Players create a circle of forty rocks with a large flat stone in the center. The players then throw wooden sticks into the circle, scoring the game by where the sticks fall relative to the center stone and by which side of the stick was up when it fell. The game is curtailed at nightfall, limiting the duration of the play. In addition to teaching moderation, by stopping the play of the game at nightfall, the game also represents movement through the circle of life: the circle of stones represents the Navajo homeland, Dinetah; the stones that make up the circle are the stars found in Father Sky; the center stone represents Mother Earth; three sticks painted white on one side and black on the other, represent day and night. The four spaces between the stones represent the Colorado, Rio Grande, Little Colorado and San Juan rivers.

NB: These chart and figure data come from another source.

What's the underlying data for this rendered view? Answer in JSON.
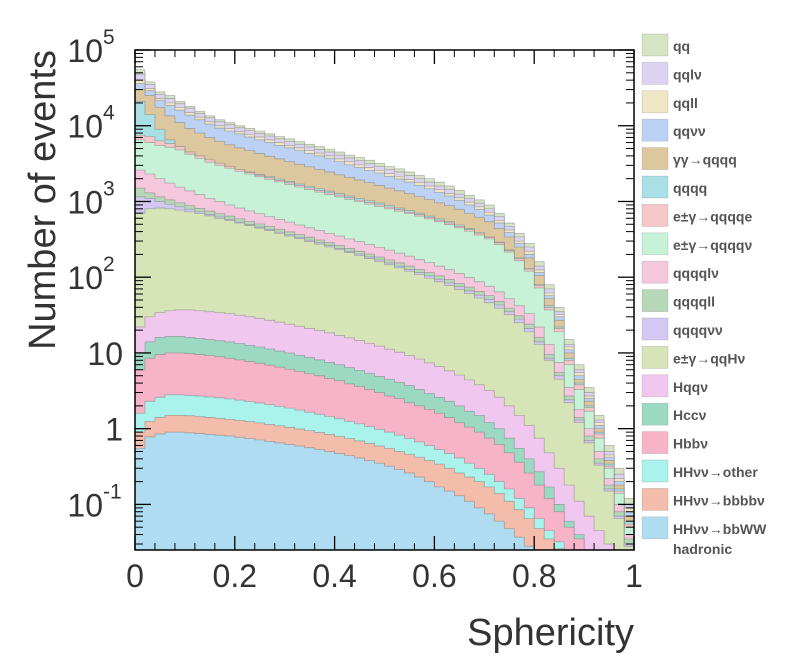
{
  "chart_data": {
    "type": "area",
    "stacked": true,
    "histogram": true,
    "title": "",
    "xlabel": "Sphericity",
    "ylabel": "Number of events",
    "xlim": [
      0,
      1
    ],
    "ylim": [
      0.025,
      100000
    ],
    "y_scale": "log",
    "grid": false,
    "legend_placement": "right",
    "x_ticks": [
      "0",
      "0.2",
      "0.4",
      "0.6",
      "0.8",
      "1"
    ],
    "x_tick_values": [
      0,
      0.2,
      0.4,
      0.6,
      0.8,
      1
    ],
    "y_ticks": [
      {
        "value": 0.1,
        "base": "10",
        "exp": "-1"
      },
      {
        "value": 1,
        "base": "1",
        "exp": ""
      },
      {
        "value": 10,
        "base": "10",
        "exp": ""
      },
      {
        "value": 100,
        "base": "10",
        "exp": "2"
      },
      {
        "value": 1000,
        "base": "10",
        "exp": "3"
      },
      {
        "value": 10000,
        "base": "10",
        "exp": "4"
      },
      {
        "value": 100000,
        "base": "10",
        "exp": "5"
      }
    ],
    "bins": [
      0.0,
      0.02,
      0.04,
      0.06,
      0.08,
      0.1,
      0.12,
      0.14,
      0.16,
      0.18,
      0.2,
      0.22,
      0.24,
      0.26,
      0.28,
      0.3,
      0.32,
      0.34,
      0.36,
      0.38,
      0.4,
      0.42,
      0.44,
      0.46,
      0.48,
      0.5,
      0.52,
      0.54,
      0.56,
      0.58,
      0.6,
      0.62,
      0.64,
      0.66,
      0.68,
      0.7,
      0.72,
      0.74,
      0.76,
      0.78,
      0.8,
      0.82,
      0.84,
      0.86,
      0.88,
      0.9,
      0.92,
      0.94,
      0.96,
      0.98
    ],
    "bin_width": 0.02,
    "stack_order": "first series is top of stack; boundaries are cumulative totals",
    "series": [
      {
        "name": "qq",
        "color": "#d6e4c3",
        "boundary": [
          55000,
          38000,
          28000,
          25000,
          21000,
          18000,
          15500,
          13500,
          12000,
          11000,
          10000,
          9200,
          8500,
          7800,
          7200,
          6700,
          6200,
          5700,
          5300,
          4900,
          4500,
          4100,
          3800,
          3500,
          3200,
          2900,
          2700,
          2450,
          2200,
          2000,
          1800,
          1600,
          1400,
          1200,
          1050,
          900,
          700,
          520,
          380,
          280,
          160,
          80,
          40,
          15,
          7,
          3.5,
          1.5,
          0.6,
          0.3,
          0.12
        ]
      },
      {
        "name": "qqlν",
        "color": "#dcd3f2",
        "boundary": [
          48000,
          35000,
          26000,
          23000,
          19500,
          17000,
          14500,
          12700,
          11300,
          10300,
          9400,
          8600,
          7900,
          7300,
          6700,
          6200,
          5700,
          5250,
          4850,
          4500,
          4100,
          3750,
          3450,
          3150,
          2900,
          2650,
          2450,
          2200,
          2000,
          1800,
          1600,
          1450,
          1250,
          1100,
          950,
          800,
          630,
          470,
          340,
          250,
          140,
          70,
          35,
          13,
          6,
          3,
          1.3,
          0.5,
          0.25,
          0.1
        ]
      },
      {
        "name": "qqll",
        "color": "#efe6c4",
        "boundary": [
          40000,
          31000,
          23000,
          20000,
          17500,
          15000,
          13000,
          11300,
          10000,
          9200,
          8400,
          7700,
          7100,
          6500,
          6000,
          5500,
          5100,
          4700,
          4350,
          4000,
          3650,
          3350,
          3050,
          2800,
          2580,
          2350,
          2150,
          1950,
          1780,
          1600,
          1430,
          1280,
          1120,
          980,
          850,
          720,
          560,
          420,
          300,
          220,
          125,
          62,
          32,
          12,
          5.5,
          2.7,
          1.2,
          0.45,
          0.22,
          0.09
        ]
      },
      {
        "name": "qqνν",
        "color": "#bcd2f4",
        "boundary": [
          36000,
          29000,
          21500,
          18500,
          16000,
          13800,
          12000,
          10500,
          9300,
          8500,
          7800,
          7100,
          6500,
          6000,
          5500,
          5100,
          4700,
          4300,
          4000,
          3700,
          3350,
          3050,
          2800,
          2580,
          2370,
          2150,
          1980,
          1800,
          1630,
          1470,
          1320,
          1180,
          1030,
          900,
          780,
          660,
          520,
          390,
          280,
          200,
          115,
          57,
          30,
          11,
          5,
          2.5,
          1.1,
          0.42,
          0.2,
          0.08
        ]
      },
      {
        "name": "γγ→qqqq",
        "color": "#ddc79e",
        "boundary": [
          30000,
          25000,
          17500,
          13500,
          11000,
          9200,
          8000,
          7000,
          6200,
          5600,
          5100,
          4700,
          4300,
          3950,
          3650,
          3350,
          3100,
          2870,
          2650,
          2450,
          2250,
          2080,
          1920,
          1770,
          1630,
          1500,
          1380,
          1270,
          1160,
          1060,
          960,
          880,
          790,
          700,
          620,
          540,
          440,
          340,
          250,
          180,
          105,
          52,
          27,
          10,
          4.5,
          2.3,
          1.0,
          0.38,
          0.18,
          0.07
        ]
      },
      {
        "name": "qqqq",
        "color": "#a8e0e6",
        "boundary": [
          21000,
          14000,
          9000,
          6500,
          5200,
          4300,
          3800,
          3400,
          3100,
          2850,
          2650,
          2450,
          2280,
          2120,
          1970,
          1830,
          1700,
          1580,
          1470,
          1370,
          1270,
          1180,
          1100,
          1020,
          950,
          880,
          820,
          760,
          700,
          640,
          590,
          540,
          490,
          440,
          390,
          340,
          290,
          230,
          180,
          130,
          80,
          42,
          22,
          8.5,
          4,
          2,
          0.9,
          0.34,
          0.16,
          0.06
        ]
      },
      {
        "name": "e±γ→qqqqe",
        "color": "#f5c7c9",
        "boundary": [
          7500,
          7200,
          6300,
          5800,
          5300,
          4500,
          4000,
          3550,
          3200,
          2900,
          2650,
          2420,
          2220,
          2050,
          1900,
          1760,
          1630,
          1510,
          1400,
          1300,
          1210,
          1120,
          1040,
          970,
          900,
          840,
          780,
          720,
          670,
          615,
          565,
          520,
          470,
          425,
          380,
          335,
          285,
          225,
          175,
          128,
          78,
          40,
          21,
          8,
          3.8,
          1.9,
          0.85,
          0.32,
          0.15,
          0.055
        ]
      },
      {
        "name": "e±γ→qqqqν",
        "color": "#c7f2d8",
        "boundary": [
          6500,
          6000,
          5500,
          5200,
          4800,
          4200,
          3700,
          3300,
          3000,
          2750,
          2500,
          2300,
          2120,
          1960,
          1810,
          1680,
          1550,
          1440,
          1330,
          1240,
          1150,
          1070,
          990,
          920,
          860,
          800,
          745,
          690,
          640,
          590,
          540,
          495,
          450,
          405,
          360,
          320,
          270,
          215,
          165,
          120,
          72,
          37,
          19,
          7,
          3.3,
          1.7,
          0.75,
          0.3,
          0.14,
          0.05
        ]
      },
      {
        "name": "qqqqlν",
        "color": "#f4c7dc",
        "boundary": [
          2600,
          2300,
          2000,
          1750,
          1550,
          1380,
          1230,
          1100,
          1000,
          900,
          820,
          750,
          690,
          630,
          580,
          535,
          490,
          450,
          415,
          380,
          350,
          320,
          295,
          270,
          248,
          228,
          208,
          190,
          172,
          156,
          140,
          126,
          112,
          99,
          87,
          76,
          64,
          52,
          42,
          33,
          22,
          13,
          7.5,
          3.5,
          1.8,
          1.0,
          0.5,
          0.22,
          0.1,
          0.04
        ]
      },
      {
        "name": "qqqqll",
        "color": "#b6d8b8",
        "boundary": [
          1500,
          1300,
          1150,
          1050,
          960,
          880,
          810,
          745,
          690,
          640,
          590,
          545,
          505,
          465,
          430,
          397,
          365,
          337,
          310,
          285,
          262,
          240,
          220,
          202,
          185,
          169,
          154,
          140,
          127,
          115,
          104,
          93,
          83,
          74,
          65,
          57,
          48,
          39,
          31,
          24,
          16,
          9.5,
          5.5,
          2.7,
          1.4,
          0.8,
          0.4,
          0.18,
          0.08,
          0.035
        ]
      },
      {
        "name": "qqqqνν",
        "color": "#d3c8f1",
        "boundary": [
          1150,
          1100,
          1000,
          920,
          850,
          790,
          730,
          675,
          625,
          580,
          535,
          495,
          460,
          425,
          393,
          363,
          335,
          309,
          284,
          261,
          240,
          220,
          202,
          185,
          169,
          154,
          140,
          127,
          115,
          104,
          94,
          84,
          75,
          66,
          58,
          51,
          43,
          35,
          28,
          21,
          14,
          8.5,
          5,
          2.4,
          1.3,
          0.7,
          0.35,
          0.16,
          0.07,
          0.03
        ]
      },
      {
        "name": "e±γ→qqHν",
        "color": "#d6e4b8",
        "boundary": [
          700,
          800,
          820,
          800,
          770,
          730,
          690,
          645,
          600,
          560,
          520,
          480,
          445,
          412,
          380,
          350,
          323,
          297,
          273,
          251,
          230,
          211,
          193,
          176,
          161,
          146,
          133,
          120,
          108,
          97,
          87,
          78,
          69,
          61,
          53,
          46,
          39,
          32,
          25,
          19,
          13,
          8,
          4.5,
          2.2,
          1.2,
          0.65,
          0.33,
          0.15,
          0.065,
          0.028
        ]
      },
      {
        "name": "Hqqν",
        "color": "#f0c8ef",
        "boundary": [
          22,
          30,
          34,
          36,
          37,
          37,
          36,
          35,
          34,
          33,
          31.5,
          30,
          28.5,
          27,
          25.5,
          24,
          22.5,
          21,
          19.7,
          18.4,
          17,
          15.8,
          14.6,
          13.4,
          12.3,
          11.2,
          10.2,
          9.2,
          8.3,
          7.4,
          6.6,
          5.8,
          5.1,
          4.4,
          3.8,
          3.2,
          2.6,
          2,
          1.5,
          1.1,
          0.75,
          0.48,
          0.3,
          0.18,
          0.11,
          0.07,
          0.045,
          0.03,
          0.02,
          0.015
        ]
      },
      {
        "name": "Hccν",
        "color": "#9bd9c3",
        "boundary": [
          10,
          14,
          16,
          16.5,
          16.5,
          16,
          15.5,
          15,
          14.5,
          14,
          13.3,
          12.6,
          12,
          11.3,
          10.6,
          10,
          9.3,
          8.7,
          8.1,
          7.5,
          7,
          6.4,
          5.9,
          5.4,
          4.9,
          4.5,
          4.1,
          3.7,
          3.3,
          2.9,
          2.6,
          2.3,
          2,
          1.7,
          1.5,
          1.2,
          1,
          0.75,
          0.55,
          0.4,
          0.27,
          0.17,
          0.1,
          0.06,
          0.04,
          0.025,
          0.018,
          0.013,
          0.01,
          0.008
        ]
      },
      {
        "name": "Hbbν",
        "color": "#f7b4c8",
        "boundary": [
          6,
          8.5,
          9.5,
          10,
          10,
          9.8,
          9.5,
          9.2,
          8.9,
          8.5,
          8.1,
          7.7,
          7.3,
          6.9,
          6.5,
          6.1,
          5.7,
          5.3,
          5,
          4.6,
          4.3,
          3.9,
          3.6,
          3.3,
          3,
          2.7,
          2.5,
          2.2,
          2,
          1.8,
          1.6,
          1.4,
          1.2,
          1.05,
          0.9,
          0.75,
          0.62,
          0.48,
          0.36,
          0.26,
          0.18,
          0.12,
          0.08,
          0.05,
          0.035,
          0.025,
          0.018,
          0.013,
          0.01,
          0.008
        ]
      },
      {
        "name": "HHνν→other",
        "color": "#aaf2ec",
        "boundary": [
          1.6,
          2.3,
          2.6,
          2.8,
          2.8,
          2.75,
          2.7,
          2.62,
          2.55,
          2.47,
          2.38,
          2.28,
          2.18,
          2.08,
          1.97,
          1.87,
          1.76,
          1.65,
          1.55,
          1.45,
          1.35,
          1.25,
          1.16,
          1.07,
          0.98,
          0.9,
          0.82,
          0.74,
          0.67,
          0.6,
          0.53,
          0.47,
          0.41,
          0.35,
          0.3,
          0.25,
          0.2,
          0.16,
          0.12,
          0.09,
          0.065,
          0.045,
          0.032,
          0.024,
          0.018,
          0.014,
          0.011,
          0.009,
          0.007,
          0.006
        ]
      },
      {
        "name": "HHνν→bbbbν",
        "color": "#f4bcaa",
        "boundary": [
          0.9,
          1.25,
          1.4,
          1.5,
          1.5,
          1.48,
          1.45,
          1.41,
          1.37,
          1.33,
          1.29,
          1.24,
          1.19,
          1.14,
          1.09,
          1.04,
          0.99,
          0.94,
          0.89,
          0.84,
          0.79,
          0.74,
          0.69,
          0.64,
          0.59,
          0.55,
          0.5,
          0.46,
          0.42,
          0.38,
          0.34,
          0.3,
          0.26,
          0.23,
          0.2,
          0.17,
          0.14,
          0.11,
          0.085,
          0.065,
          0.048,
          0.035,
          0.026,
          0.02,
          0.015,
          0.012,
          0.0095,
          0.0078,
          0.0063,
          0.0052
        ]
      },
      {
        "name": "HHνν→bbWW hadronic",
        "label_lines": [
          "HHνν→bbWW",
          "hadronic"
        ],
        "color": "#afdcf0",
        "boundary": [
          0.55,
          0.78,
          0.85,
          0.9,
          0.9,
          0.88,
          0.86,
          0.84,
          0.82,
          0.8,
          0.77,
          0.74,
          0.71,
          0.68,
          0.65,
          0.62,
          0.59,
          0.56,
          0.53,
          0.5,
          0.47,
          0.44,
          0.41,
          0.38,
          0.35,
          0.32,
          0.29,
          0.26,
          0.23,
          0.2,
          0.17,
          0.15,
          0.13,
          0.11,
          0.09,
          0.075,
          0.06,
          0.048,
          0.037,
          0.028,
          0.021,
          0.016,
          0.012,
          0.0095,
          0.0075,
          0.006,
          0.0048,
          0.0039,
          0.0032,
          0.0026
        ]
      }
    ]
  }
}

Today, the game is used in classrooms to teach history, culture, and the Navajo language.

Hard Flint Woman

In Navajo cosmology, Hard Flint Woman is the grandmother and leader of the Hard Flint Boys. In the Enemyway story, Hard Flint Woman leads the Hard Flint Boys to Monster Slayer to participate in the first Enemyway ceremonial. Monster Slayer, also known as Nayé̆nĕzganĭ, is the eldest of twins born to rid the earth of the monsters who were killing the people, and the Enemyway is sung in order to protect Navajos from harmful ghosts of slain warriors, and can be used for those returning to Dinetah, or Navajo Country, to rid of the harmful effects of evil spirits, or chindi, they may have been exposed to when away from home.

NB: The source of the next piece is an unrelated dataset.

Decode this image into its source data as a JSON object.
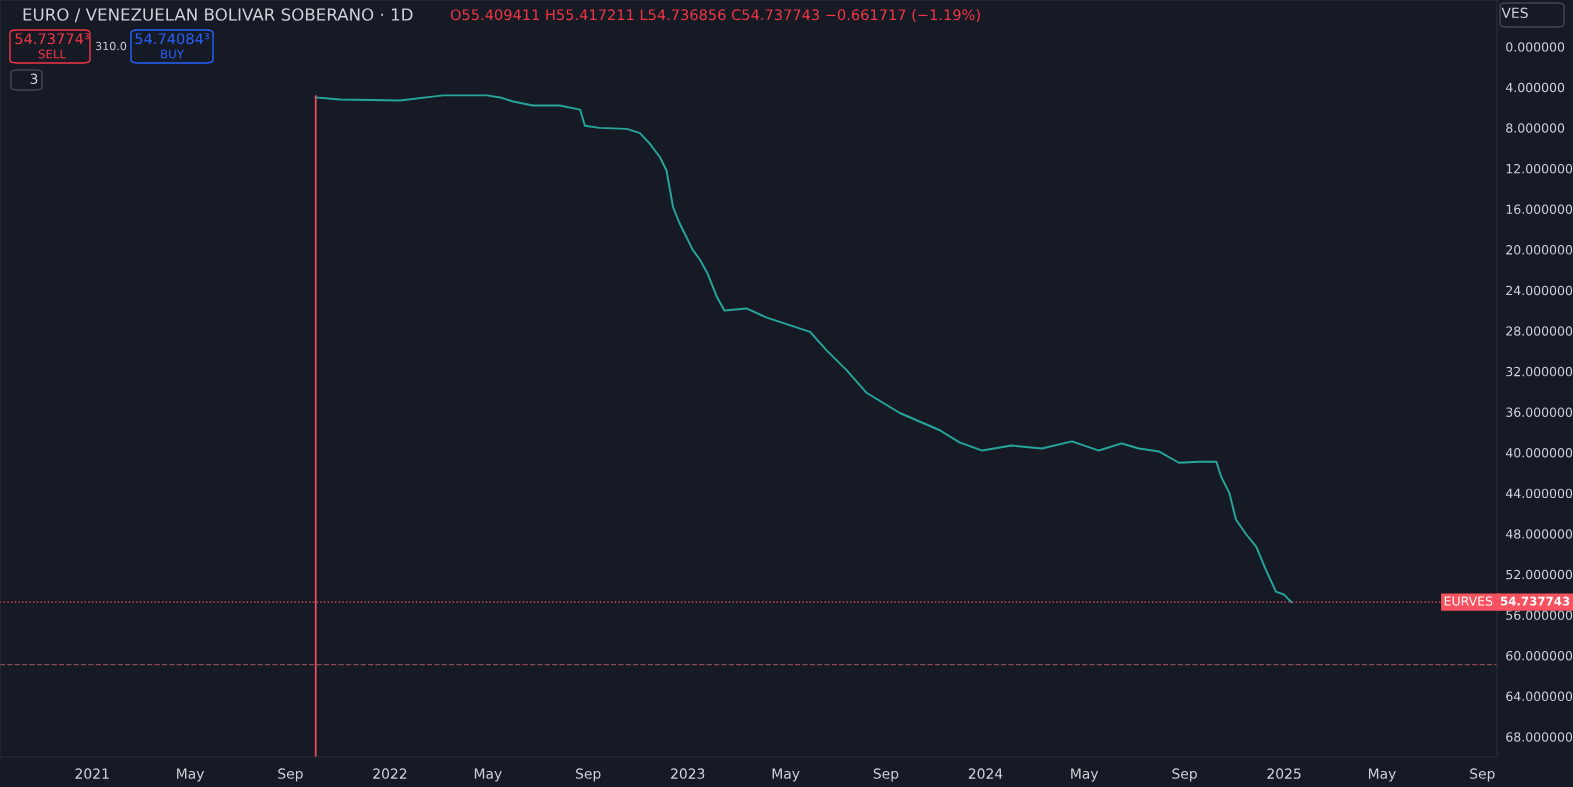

According to Navajo tradition, the story of Hard Flint Woman can be seen in the evening sky. Hard Flint Woman is a part of a family that includes the Hard Flint Boys (the Pleiades), Hard Flint Man, and Hard Flint Woman. While there are only seven stars in the Pleiades constellation, the entire family may be represented by the nebula of stars around the Pleiades constellation. Some versions of the Hard Flint Woman story also suggest that the Maia nebula, which is part of the Pleiades cluster, represents Hard Flint Woman getting into an argument over the bounding or bouncing stick game, a game played by Navajo women involving a stone circle and sticks.

bedroll

A bundle of blankets and bedding materials that have been rolled up and tied together so that they can be transported from place to place. A bedroll can be easily rolled out and used for camping outdoors or sleeping on the floor, and then rolled back up. These days, lightweight sleeping bags have replaced bedrolls, but the principle of a transportable bed is the same.

crowbill

In some versions of Navajo traditional medicine, the crowbill is associated with the Enemyway, a ceremonial that is sung to cure people from illness caused by coming into contact with an "enemy," typically someone or an experience outside the Navajo culture and traditional lifeways. The enemy individual could be a member of another tribe, or in more contemporary times, an Angloeuropean. The enemy experience could be going away to fight war, such as World War Two, or to boarding school or university off the reservation. The symbolic scalp is collected during a ritualized warpath prior to the ceremony, brought to the place of healing without being touched, and kept out of sight until it is time to be destroyed.

At the close of the ceremonial, the patient who is being cured takes the bill of a mountain raven, or an imitation crowbill made from juniper, and mock attacks the ashes of the symbolic enemy scalp after it has been burned, thus symbolizing the defeat of the enemy causing unbalance and associated illness in the patient, thereby restoring the patience to harmony and equilibrium.